I have no data to offer. In all truth practical experience seems to indicate some respond well to more frequent injections, others to less frequent injections. So obviously i'm missing a variable here. The reason i'm more inclined to suggest intermittent use is because HCG does supress HPTA.



1.To point one, the supression on the leydig cells is larger, but the recovery time is longer. Since this is not linear, this should be more beneficial.
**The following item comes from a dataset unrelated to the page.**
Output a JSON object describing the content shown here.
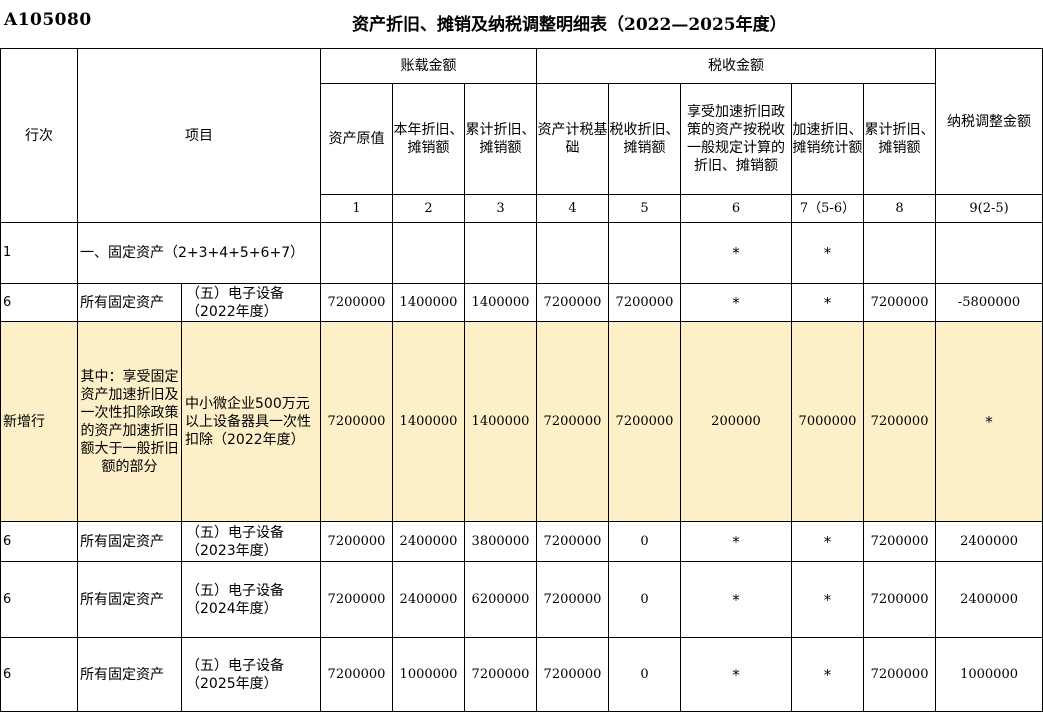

2.To point two, we want a higher than natural LH spike, we want to jog these babies back into action short term if we do this post-cycle. i can understand low doses to prevent atrophy during longer cycles, because then its more in our advantage, but here its short term treatment post-cycle. You want to have sufficient stimulation to wake these babies up after 10 or 12 weeks of sleeping.



What you say is correct, but we are not advocating the use of an IV drip for 6-8 weeks for recovery. In this case convenience does take a little priority.

The highest doses I use by the way are 3000 IU, 5000 is a tad too much for my taste.

i use 500ius eod, seems to get ther boys back to size.

Big Cat:

There seems to be different schools of thought surrounding the Nolva dosage post cycle. Most seem to favor starting day 1 at 40mg's and tapering down to 20mg's then 10mg's until you complete clomid therapy. The question I have is why taper down the Nolva dosage? Wouldn't it be better to keep the Nolva dosage constant throughout the post-cycle therapy?